ECI includes income from the following sources:

  • Personal services performed in the U.S.,
  • Rental income from U.S. real property,
  • Gains from the sale of U.S. real property or property used in a U.S. trade or business, and
  • Interest, dividends, royalties, or other passive income that is attributable to a U.S. trade or business.

Note. ECI may be subject to mandatory income tax withholding. For example, the Foreign Investment in Real Property Tax Act (FIRPTA) requires a person who purchases real property from a nonresident alien to withhold 15% of the gain realized by the nonresident alien seller.

Note. The permanent establishment or personal services articles of a treaty may limit U.S. taxation of ECI. A list of current tax treaties can be found at United States Income Tax Treaties – A to Z.

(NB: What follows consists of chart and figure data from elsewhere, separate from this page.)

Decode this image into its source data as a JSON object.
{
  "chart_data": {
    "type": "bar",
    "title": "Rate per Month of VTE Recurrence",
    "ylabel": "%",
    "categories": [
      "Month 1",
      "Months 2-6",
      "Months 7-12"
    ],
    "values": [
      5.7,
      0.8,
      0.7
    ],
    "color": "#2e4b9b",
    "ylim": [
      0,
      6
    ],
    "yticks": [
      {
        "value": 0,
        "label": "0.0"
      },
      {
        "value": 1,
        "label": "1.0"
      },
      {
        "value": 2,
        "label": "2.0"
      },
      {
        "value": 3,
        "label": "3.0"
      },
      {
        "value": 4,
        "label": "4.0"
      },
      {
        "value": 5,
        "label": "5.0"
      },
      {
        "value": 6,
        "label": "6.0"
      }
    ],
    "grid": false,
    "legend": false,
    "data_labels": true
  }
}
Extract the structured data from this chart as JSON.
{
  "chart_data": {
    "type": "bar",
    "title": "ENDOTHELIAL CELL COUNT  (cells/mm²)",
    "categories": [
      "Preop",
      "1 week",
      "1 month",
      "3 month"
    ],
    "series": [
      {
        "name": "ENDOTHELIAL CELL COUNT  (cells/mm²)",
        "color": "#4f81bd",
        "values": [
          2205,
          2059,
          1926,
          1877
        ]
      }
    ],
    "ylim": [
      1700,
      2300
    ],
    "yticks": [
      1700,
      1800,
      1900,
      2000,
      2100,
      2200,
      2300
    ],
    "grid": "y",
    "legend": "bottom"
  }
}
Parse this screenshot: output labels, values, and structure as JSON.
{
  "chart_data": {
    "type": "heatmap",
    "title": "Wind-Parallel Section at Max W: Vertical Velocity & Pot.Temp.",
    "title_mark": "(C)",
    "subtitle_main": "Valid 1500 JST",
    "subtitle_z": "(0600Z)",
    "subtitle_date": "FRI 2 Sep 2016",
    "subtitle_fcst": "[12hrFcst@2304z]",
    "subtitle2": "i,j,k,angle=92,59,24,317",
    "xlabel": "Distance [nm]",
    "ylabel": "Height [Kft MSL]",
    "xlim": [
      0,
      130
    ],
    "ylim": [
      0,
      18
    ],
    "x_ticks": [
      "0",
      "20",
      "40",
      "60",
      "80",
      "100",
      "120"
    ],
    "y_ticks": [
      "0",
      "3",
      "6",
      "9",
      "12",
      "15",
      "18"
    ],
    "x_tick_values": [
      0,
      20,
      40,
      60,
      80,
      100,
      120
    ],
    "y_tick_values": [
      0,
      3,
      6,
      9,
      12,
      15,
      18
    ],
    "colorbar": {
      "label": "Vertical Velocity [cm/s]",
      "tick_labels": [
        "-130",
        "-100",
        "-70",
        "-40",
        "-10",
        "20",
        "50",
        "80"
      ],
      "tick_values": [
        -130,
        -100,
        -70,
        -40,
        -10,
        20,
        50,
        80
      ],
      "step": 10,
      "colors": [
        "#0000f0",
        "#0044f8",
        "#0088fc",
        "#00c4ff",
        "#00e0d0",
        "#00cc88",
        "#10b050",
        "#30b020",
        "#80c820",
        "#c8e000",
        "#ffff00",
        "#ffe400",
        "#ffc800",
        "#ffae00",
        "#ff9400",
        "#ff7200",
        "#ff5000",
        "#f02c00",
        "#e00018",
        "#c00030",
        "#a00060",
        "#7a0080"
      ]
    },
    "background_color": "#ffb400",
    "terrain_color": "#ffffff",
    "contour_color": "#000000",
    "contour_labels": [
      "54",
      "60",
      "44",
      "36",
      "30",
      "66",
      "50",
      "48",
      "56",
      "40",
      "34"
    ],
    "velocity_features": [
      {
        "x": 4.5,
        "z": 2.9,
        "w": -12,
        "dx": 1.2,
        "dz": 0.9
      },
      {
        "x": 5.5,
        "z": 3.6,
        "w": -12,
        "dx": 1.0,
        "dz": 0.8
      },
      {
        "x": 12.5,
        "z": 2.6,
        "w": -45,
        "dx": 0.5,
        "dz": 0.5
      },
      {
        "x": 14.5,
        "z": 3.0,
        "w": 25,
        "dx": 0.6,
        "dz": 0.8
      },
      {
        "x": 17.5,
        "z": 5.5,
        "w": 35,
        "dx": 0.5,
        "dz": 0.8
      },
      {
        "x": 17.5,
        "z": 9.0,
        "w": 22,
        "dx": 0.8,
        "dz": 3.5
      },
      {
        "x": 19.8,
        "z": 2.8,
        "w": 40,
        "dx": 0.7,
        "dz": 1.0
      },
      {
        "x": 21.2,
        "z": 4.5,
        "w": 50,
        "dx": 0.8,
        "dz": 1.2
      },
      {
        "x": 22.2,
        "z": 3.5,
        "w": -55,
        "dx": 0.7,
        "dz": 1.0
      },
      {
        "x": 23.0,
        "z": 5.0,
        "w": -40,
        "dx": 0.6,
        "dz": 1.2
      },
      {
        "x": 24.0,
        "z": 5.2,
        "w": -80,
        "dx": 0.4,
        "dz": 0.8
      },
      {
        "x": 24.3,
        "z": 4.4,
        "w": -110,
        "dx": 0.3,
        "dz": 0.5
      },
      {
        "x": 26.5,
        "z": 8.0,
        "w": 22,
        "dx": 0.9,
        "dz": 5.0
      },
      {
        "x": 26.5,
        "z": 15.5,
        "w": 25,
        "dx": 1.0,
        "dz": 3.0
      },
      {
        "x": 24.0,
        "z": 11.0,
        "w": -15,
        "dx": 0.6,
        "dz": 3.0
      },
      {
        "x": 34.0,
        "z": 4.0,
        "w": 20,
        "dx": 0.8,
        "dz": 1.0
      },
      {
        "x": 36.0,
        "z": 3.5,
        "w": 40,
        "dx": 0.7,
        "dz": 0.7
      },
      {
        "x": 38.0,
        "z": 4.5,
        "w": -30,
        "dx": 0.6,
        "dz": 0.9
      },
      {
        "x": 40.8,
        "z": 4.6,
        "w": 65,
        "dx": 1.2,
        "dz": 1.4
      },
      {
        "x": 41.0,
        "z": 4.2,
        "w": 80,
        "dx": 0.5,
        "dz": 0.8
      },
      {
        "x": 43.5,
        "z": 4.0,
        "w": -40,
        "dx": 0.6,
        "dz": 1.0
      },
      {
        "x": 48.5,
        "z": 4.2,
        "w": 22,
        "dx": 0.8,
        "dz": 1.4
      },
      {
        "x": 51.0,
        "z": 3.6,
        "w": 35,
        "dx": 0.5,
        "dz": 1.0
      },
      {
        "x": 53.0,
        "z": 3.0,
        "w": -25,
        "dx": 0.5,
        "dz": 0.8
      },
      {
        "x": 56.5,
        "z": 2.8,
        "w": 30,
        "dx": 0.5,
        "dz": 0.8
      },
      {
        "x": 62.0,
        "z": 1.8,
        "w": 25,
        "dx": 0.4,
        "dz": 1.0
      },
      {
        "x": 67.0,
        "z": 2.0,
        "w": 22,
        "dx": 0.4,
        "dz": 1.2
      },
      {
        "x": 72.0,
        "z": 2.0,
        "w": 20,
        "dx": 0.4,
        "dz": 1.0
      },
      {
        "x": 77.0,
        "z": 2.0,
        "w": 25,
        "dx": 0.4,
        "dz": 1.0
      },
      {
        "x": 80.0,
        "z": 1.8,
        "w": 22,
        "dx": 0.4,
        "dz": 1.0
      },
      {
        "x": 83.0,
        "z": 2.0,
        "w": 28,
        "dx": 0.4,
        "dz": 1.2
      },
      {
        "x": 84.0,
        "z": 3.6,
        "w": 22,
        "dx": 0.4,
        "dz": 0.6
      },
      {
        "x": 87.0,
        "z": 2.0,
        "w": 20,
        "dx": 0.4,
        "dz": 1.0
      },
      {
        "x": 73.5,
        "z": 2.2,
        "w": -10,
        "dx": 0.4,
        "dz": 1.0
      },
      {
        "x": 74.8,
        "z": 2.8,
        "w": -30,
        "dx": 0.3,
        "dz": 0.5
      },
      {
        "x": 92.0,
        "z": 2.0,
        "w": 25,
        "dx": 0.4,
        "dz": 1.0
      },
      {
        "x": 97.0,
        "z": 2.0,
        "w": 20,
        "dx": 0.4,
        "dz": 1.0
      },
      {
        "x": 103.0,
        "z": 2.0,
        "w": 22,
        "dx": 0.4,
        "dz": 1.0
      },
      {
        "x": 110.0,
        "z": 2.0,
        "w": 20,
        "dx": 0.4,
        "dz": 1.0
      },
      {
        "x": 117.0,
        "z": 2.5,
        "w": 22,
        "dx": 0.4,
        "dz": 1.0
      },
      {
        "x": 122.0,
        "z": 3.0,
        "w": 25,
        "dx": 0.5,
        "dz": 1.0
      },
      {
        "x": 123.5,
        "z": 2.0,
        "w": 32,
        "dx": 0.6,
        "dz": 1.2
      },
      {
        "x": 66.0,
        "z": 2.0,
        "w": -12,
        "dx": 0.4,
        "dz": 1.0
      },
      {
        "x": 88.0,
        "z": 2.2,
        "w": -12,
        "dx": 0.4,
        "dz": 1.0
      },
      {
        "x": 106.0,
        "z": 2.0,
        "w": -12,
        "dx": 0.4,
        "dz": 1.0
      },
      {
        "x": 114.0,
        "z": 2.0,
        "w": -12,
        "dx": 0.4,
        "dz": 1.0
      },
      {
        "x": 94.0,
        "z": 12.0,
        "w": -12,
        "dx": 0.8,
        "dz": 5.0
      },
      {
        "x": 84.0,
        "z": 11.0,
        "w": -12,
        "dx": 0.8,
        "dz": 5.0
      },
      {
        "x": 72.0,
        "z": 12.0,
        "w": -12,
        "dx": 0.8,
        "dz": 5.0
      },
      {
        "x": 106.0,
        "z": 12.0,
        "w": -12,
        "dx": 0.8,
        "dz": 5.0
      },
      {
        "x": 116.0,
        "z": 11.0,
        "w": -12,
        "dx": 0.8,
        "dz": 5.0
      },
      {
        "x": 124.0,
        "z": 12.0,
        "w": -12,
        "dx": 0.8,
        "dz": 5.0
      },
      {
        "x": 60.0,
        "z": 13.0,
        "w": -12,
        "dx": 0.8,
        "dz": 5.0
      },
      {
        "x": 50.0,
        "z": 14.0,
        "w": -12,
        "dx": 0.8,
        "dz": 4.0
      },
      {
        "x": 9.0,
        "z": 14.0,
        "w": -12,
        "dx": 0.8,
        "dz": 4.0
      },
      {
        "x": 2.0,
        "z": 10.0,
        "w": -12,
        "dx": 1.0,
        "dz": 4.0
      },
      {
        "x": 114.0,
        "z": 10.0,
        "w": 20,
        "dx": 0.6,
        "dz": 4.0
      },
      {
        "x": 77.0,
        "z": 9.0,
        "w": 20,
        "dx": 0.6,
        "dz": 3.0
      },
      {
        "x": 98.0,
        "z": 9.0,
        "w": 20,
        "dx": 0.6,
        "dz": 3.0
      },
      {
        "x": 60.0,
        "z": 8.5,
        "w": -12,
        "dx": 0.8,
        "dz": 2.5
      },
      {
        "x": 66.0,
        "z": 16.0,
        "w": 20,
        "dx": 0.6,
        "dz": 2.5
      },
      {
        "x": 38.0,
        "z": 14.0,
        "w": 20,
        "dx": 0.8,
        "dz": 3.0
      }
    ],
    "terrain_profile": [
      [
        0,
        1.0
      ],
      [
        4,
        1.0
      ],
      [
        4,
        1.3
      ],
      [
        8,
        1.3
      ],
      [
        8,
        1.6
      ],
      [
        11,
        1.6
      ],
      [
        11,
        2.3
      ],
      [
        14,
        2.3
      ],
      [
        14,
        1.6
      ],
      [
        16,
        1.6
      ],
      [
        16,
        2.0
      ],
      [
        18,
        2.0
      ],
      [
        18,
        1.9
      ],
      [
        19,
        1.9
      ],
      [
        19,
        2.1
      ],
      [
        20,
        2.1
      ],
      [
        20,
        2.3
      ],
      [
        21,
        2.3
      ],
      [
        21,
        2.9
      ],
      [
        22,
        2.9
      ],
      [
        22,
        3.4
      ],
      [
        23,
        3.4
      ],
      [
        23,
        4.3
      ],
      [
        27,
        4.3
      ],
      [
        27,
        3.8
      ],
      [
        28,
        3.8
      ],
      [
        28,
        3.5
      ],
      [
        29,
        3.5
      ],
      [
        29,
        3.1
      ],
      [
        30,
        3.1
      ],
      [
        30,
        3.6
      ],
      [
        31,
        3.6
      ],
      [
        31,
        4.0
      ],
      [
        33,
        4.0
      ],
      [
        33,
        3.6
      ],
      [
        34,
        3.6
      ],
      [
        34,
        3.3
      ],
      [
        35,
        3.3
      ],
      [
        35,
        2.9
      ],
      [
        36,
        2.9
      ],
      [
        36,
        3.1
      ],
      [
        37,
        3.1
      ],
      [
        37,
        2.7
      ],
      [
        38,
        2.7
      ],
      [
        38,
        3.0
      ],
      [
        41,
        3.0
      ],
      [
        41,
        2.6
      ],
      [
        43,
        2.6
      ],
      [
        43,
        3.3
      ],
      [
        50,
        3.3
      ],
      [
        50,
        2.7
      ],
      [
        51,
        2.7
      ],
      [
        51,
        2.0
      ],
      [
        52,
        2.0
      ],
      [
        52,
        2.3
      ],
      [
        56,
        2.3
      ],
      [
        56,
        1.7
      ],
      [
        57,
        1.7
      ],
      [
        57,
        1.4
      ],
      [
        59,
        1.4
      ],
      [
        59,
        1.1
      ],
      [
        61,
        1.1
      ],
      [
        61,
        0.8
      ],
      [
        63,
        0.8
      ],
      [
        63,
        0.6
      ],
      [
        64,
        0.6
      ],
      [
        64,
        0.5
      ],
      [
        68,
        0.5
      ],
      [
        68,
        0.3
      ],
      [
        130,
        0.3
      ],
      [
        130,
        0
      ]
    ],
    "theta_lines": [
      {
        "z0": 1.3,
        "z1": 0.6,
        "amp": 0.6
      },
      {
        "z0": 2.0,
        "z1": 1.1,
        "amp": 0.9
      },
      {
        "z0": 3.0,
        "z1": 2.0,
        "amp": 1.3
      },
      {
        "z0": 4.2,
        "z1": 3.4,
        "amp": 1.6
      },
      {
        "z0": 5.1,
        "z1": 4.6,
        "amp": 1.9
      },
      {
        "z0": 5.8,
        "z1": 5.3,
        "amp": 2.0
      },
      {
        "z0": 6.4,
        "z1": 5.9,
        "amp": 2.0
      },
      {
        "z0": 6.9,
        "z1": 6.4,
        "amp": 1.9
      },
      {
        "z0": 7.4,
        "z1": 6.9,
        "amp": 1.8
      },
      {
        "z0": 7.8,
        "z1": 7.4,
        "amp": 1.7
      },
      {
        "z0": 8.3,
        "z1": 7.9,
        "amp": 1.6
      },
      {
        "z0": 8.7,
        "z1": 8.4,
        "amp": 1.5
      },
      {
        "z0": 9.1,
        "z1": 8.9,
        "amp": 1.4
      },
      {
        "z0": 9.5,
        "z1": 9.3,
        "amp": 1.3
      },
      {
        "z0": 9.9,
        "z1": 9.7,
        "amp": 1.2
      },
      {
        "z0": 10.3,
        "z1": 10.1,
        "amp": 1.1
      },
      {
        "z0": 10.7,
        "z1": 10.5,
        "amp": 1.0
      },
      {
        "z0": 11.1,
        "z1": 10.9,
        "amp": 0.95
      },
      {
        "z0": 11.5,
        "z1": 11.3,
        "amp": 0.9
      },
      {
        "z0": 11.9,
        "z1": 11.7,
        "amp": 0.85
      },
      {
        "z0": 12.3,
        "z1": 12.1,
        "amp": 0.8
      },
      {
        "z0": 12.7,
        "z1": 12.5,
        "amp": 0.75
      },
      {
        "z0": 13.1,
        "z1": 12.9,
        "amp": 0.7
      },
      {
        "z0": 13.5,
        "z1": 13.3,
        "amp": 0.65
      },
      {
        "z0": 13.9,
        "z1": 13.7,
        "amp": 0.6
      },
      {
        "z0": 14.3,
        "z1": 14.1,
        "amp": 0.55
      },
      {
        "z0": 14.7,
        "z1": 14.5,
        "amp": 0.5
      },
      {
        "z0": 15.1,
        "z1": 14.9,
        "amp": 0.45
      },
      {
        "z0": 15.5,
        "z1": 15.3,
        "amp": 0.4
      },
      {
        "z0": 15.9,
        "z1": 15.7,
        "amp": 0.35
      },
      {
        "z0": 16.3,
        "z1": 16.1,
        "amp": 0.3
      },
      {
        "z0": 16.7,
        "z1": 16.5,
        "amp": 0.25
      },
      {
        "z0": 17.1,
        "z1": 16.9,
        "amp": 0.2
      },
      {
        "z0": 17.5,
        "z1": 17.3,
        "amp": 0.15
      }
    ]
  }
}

What is U.S. source income?

U.S. source income is fixed, determinable, annual, or periodic (FDAP) income that is derived from sources within the U.S. but is not connected to the nonresident alien’s U.S. trade or business.

U.S. source income includes income from the following sources:

  • Interest from U.S. banks or corporations,
  • Dividends from U.S. corporations,
  • Royalties from U.S. patents, copyrights, or trademarks,
  • Salaries, wages, or pensions paid by U.S. entities,
  • Prizes and awards, from U.S. sources, and
  • Certain gambling winnings.

Note. FDAP can also be effectively connected income. FDAP that is ECI is taxed at the graduated rates imposed on U.S. citizens and resident aliens.

FDAP that isn’t ECI is generally subject to a flat 30% tax withholding rate unless a lower rate is provided by a tax treaty between the U.S. and the nonresident alien’s country of residence. The 30% tax is usually withheld at the source by the payer of the income.

Note. A list of current tax treaties can be found at United States Income Tax Treaties – A to Z.

Return requirements.

A nonresident alien with ECI or FDAP must file Form 1040-NR, U.S. Nonresident Alien Income Tax Return. NRAs use Form 1040-NR to report ECI and to claim any related deductions or credits and any treaty benefits.

NRAs with FDAP income that is not effectively connected with a U.S. trade or business use Form 1040-NR and Schedule NEC (Form 1040-NR), Tax on Income Not Effectively Connected With a U.S. Trade or Business, to report their FDAP income and claim any treaty benefits.